INTERPRETATION ET ILLUMINATION

 

  Si nous tenons pour acquise  la distinction lacanienne du réel, du symbolique et de l’imaginaire, nous ne pouvons en aucune façon qualifier d’«interprétation» le fait clinique que nous venons de distinguer. Plus même, la thèse de Lacan nous invite à lui donner son nom d’illumination.
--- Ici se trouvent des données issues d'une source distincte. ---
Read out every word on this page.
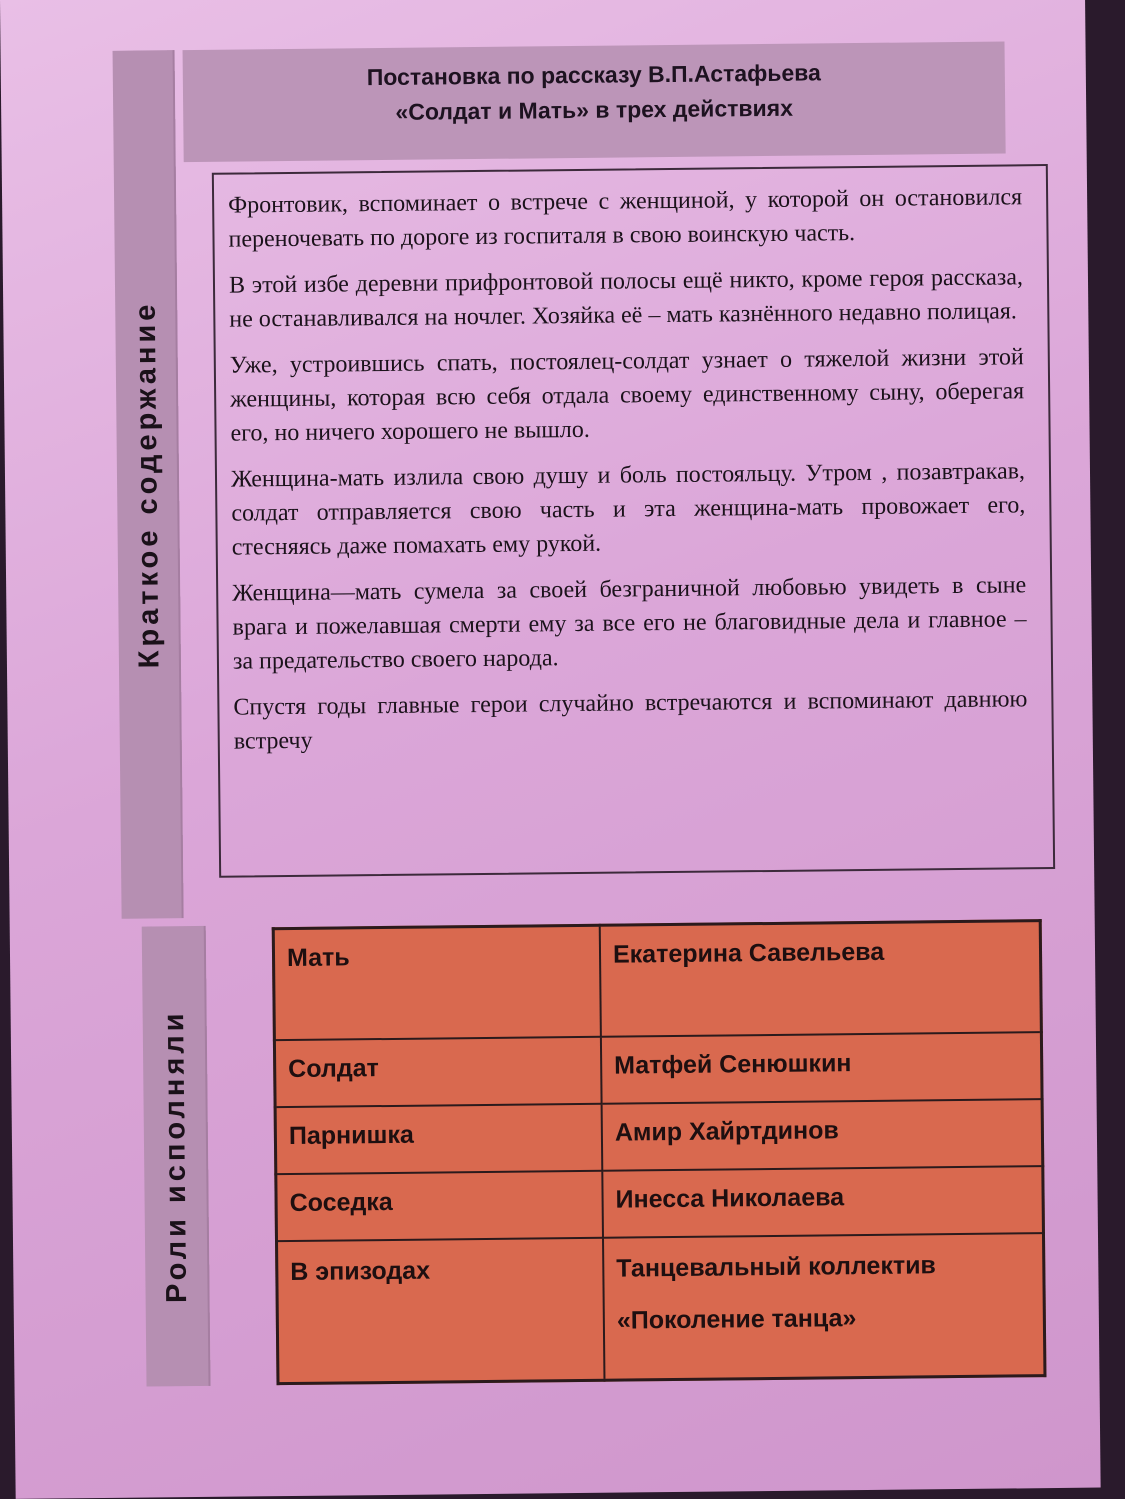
Постановка по рассказу В.П.Астафьева
«Солдат и Мать» в трех действиях
Краткое содержание

Фронтовик, вспоминает о встрече с женщиной, у которой он остановился переночевать по дороге из госпиталя в свою воинскую часть.

В этой избе деревни прифронтовой полосы ещё никто, кроме героя рассказа, не останавливался на ночлег. Хозяйка её – мать казнённого недавно полицая.

Уже, устроившись спать, постоялец-солдат узнает о тяжелой жизни этой женщины, которая всю себя отдала своему единственному сыну, оберегая его, но ничего хорошего не вышло.

Женщина-мать излила свою душу и боль постояльцу. Утром , позавтракав, солдат отправляется свою часть и эта женщина-мать провожает его, стесняясь даже помахать ему рукой.

Женщина—мать сумела за своей безграничной любовью увидеть в сыне врага и пожелавшая смерти ему за все его не благовидные дела и главное – за предательство своего народа.

Спустя годы главные герои случайно встречаются и вспоминают давнюю встречу

Роли исполняли
Мать	Екатерина Савельева
Солдат	Матфей Сенюшкин
Парнишка	Амир Хайртдинов
Соседка	Инесса Николаева
В эпизодах	Танцевальный коллектив
«Поколение танца»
  L’illumination apparaît comme étant le régime majeur, peut-être unique, de l’établissement de l’évidence du sens (non pas sa certitude) dans le délire de Marguerite. Avec ce concept d’illumination, nous prenons acte de ce que ce délire se différencie nettement des délires étayés sur un certain nombre de jeux proprement signifiants, dont les exemples fourmillent dans les écrits psychiatriques les plus classiques[8], délires qu’exemplifie pour nous celui du président Schreber (par exemple dans l’usage contrapersécutif de signifiants comme tels que Schreber est contraint de mettre en oeuvre contre les paroles des rayons divins[9] - cette stratégie joue de l’homophonie, autrement dit du signifiant au sens de Lacan). Le délire schrebérien est d’interprétation au sens où il met en jeu une lecture interprétative censée désamorcer la persécution de la lettre. Schreber est un lecteur, Marguerite une visionnaire. Sa folie est celle d’une «illuminée» - terme parfois pris comme générique pour désigner le fou et exemplifié avec le don Quichotte.

  1. Lacan 

  Dans la thèse de Lacan, les indications ne manquent pas qui nous invitent à distinguer interprétation et illumination. Reprenant un dire de Marguerite, Lacan parle du caractère «illuminatif[10] » de l’entrée de Pierre Benoit dans le délire et, de même, à propos de la première identification systématique du délire, celle de C. de la N. alors reconnue comme étant à l’origine de tous les malheurs qui arrivent à Marguerite[11].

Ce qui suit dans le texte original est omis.